[3. Carrière du travailleur]

À son entrée dans la vie active un jeune travailleur, tout en acceptant loyalement de gravir un par un les premiers échelons de rémunération professionnelle, a le droit de considérer le salaire légal maximum comme un objectif qu’il est raisonnable d’envisager au cas où ses dons naturels et son application au travail le lui permettent. Pour que ce droit soit reconnu, il faut que certains obstacles qui barrent sa route soient levés. Limiter son éducation à un certain niveau en est un. Nous en reparlerons plus loin; c’est un obstacle qui pour la société capitaliste est constitutionnel et fait partie de son système de défense. Dans le cas qui nous occupe maintenant, dans l’hypothèse d’une monnaie basée sur une détermination légale des salaires, un autre obstacle surgirait vite, si l’éventail des salaires faisait du salaire maximum pour la plupart des travailleurs un objectif inabordable parce que placé trop haut et par conséquent imaginaire et strictement théorique.

Pour que ce salaire maximum soit un objectif pratique auquel chacun, avec les réserves évidentes signalées plus haut, puisse prétendre accéder un jour, il est évident qu’il doit être calculé en fonction d’un élément absolument indispensable dans un tel calcul, je veux parler du temps. Pour chiffrer intelligemment ce salaire maximum, il est nécessaire de se poser la question suivante : Combien d’années faudra-t-il à un travailleur ayant atteint, à 20 ou 21 ans par exemple, le salaire de base pour atteindre ensuite le salaire légal maximum ?

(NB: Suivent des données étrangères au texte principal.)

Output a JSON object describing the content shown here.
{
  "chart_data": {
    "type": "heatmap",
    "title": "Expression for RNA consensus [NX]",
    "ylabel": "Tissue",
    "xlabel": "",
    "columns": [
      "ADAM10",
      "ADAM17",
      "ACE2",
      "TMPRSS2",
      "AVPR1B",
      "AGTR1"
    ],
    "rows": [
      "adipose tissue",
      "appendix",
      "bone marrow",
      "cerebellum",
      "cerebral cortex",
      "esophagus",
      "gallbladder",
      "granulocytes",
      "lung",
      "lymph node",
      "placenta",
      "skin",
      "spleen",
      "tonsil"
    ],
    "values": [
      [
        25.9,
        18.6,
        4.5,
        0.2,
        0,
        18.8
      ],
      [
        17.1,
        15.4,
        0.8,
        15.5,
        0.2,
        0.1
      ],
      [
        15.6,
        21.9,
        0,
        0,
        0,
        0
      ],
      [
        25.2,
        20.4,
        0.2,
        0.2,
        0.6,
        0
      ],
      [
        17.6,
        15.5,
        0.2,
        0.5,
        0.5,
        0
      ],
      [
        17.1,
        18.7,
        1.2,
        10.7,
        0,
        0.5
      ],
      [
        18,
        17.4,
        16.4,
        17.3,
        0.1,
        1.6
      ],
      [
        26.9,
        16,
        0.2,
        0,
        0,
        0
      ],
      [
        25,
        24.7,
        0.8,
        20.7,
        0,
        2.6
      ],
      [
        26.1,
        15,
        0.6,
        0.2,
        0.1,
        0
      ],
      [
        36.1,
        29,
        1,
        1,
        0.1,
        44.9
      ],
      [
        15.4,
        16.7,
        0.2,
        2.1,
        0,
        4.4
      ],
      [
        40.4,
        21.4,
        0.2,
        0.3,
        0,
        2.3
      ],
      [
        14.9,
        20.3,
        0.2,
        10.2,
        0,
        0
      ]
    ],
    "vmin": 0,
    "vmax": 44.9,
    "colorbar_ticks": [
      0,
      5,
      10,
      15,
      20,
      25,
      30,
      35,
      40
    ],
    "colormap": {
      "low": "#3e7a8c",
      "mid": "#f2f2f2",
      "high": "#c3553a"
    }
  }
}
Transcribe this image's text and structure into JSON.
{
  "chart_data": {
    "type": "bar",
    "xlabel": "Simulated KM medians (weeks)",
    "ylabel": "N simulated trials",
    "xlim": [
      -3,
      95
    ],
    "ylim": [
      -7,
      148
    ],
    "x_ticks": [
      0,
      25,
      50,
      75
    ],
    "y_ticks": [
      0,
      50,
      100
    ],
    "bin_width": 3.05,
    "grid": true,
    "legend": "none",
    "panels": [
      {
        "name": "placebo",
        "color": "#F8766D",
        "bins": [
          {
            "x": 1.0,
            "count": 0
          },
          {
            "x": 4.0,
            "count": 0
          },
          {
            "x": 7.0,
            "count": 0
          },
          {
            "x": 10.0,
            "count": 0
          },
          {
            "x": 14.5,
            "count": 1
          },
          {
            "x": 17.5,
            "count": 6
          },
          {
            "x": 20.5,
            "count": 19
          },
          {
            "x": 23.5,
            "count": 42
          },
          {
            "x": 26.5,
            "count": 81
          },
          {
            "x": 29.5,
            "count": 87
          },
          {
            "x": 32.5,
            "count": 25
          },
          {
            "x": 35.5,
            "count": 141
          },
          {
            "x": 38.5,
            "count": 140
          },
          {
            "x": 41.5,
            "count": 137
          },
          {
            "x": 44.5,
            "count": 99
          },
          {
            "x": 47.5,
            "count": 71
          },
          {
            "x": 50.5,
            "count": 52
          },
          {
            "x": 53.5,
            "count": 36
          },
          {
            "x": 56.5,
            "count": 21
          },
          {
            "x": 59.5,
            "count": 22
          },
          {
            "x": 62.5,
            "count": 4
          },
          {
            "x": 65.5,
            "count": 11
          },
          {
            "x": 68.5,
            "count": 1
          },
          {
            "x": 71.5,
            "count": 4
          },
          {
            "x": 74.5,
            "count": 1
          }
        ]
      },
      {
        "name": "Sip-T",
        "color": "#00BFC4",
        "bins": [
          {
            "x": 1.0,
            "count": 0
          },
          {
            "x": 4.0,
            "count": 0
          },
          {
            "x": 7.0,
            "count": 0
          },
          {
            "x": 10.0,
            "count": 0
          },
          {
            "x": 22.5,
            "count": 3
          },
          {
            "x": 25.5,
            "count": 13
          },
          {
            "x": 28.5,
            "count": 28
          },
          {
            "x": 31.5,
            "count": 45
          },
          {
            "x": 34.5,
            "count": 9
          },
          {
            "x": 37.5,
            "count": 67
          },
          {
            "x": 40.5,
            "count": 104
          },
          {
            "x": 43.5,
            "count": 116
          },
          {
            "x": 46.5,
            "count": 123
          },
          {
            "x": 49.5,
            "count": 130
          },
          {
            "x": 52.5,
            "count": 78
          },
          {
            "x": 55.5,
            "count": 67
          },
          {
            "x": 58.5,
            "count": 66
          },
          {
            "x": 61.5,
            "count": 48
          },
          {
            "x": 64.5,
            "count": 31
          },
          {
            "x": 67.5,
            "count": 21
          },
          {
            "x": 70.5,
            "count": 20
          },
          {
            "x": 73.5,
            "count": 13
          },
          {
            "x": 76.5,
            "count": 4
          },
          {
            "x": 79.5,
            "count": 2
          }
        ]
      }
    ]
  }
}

Car le problème est là; pour un travailleur, fidèle à son milieu social, qui progresse normalement d’étape en étape sans transiter d’une classe sociale à l’autre à la suite de circonstances particulières, combien d’années de travail seront nécessaires pour parcourir le chemin qui va du point de départ jusqu’à la ligne d’arrivée ?

Poser la question de cette manière, c’est trouver la solution directement, sans calculs compliqués et sans faire appel à des formules étranges. Le déroulement normal d’une vie de labeur doit représenter le délai nécessaire à l’accomplissement de cette ascension. Il serait absurde d’imaginer qu’un tel programme de vie professionnelle puisse s’accomplir en quelques années. Il serait ridicule de situer le salaire maximum si haut qu’une vie humaine ne puisse contenir la somme d’années nécessaire pour gravir le penchant de la colline jusqu’au bout, et à atteindre la dernière fraction du chemin, là où l’on peut enfin progresser en terrain plat. En considérant donc les choses de cette façon, en s’attachant à cette idée directrice que le salaire de base et le salaire maximum ne concernent absolument pas deux individus différents A et B, mais le même individu AB, appelé A quand il a 20 ans et B quand il en a 60, on s’aperçoit que l’inégalité des salaires ne présuppose pas une inégalité sociale pré-établie. Elle se justifie au contraire par une constatation évidente pour tous, c’est que l’inégalité des salaires doit tirer sa justification de l’inégalité des âges. Une vie professionnelle consiste à faire carrière, c’est-à-dire à escalader barreau après barreau l’échelle des salaires. Il est donc à ce moment normal et juste qu’un écart de dix ans entre deux travailleurs se traduise par un écart correspondant sur l’échelle des salaires, et cela jusqu’au soir de la vie où les uns ne s’élevant plus, les autres successivement les rejoignent au niveau maximum.

En vérité les écarts de salaires en eux-mêmes ne créent pas d’inégalités sociales; bien au contraire, ce sont les inégalités sociales préexistantes qui, en multipliant pour les uns les handicaps et pour les autres les raccourcis, faussent l’inégalité naturelle des âges et créent les inégalités artificielles de castes, des inégalités condamnables, qui déchirent la nation en morceaux, engendrent elles-mêmes des générations nouvelles d’inégalités de condition et linalement la guerre civile, car elles finissent par mettre en danger la liberté individuelle du plus grand nombre.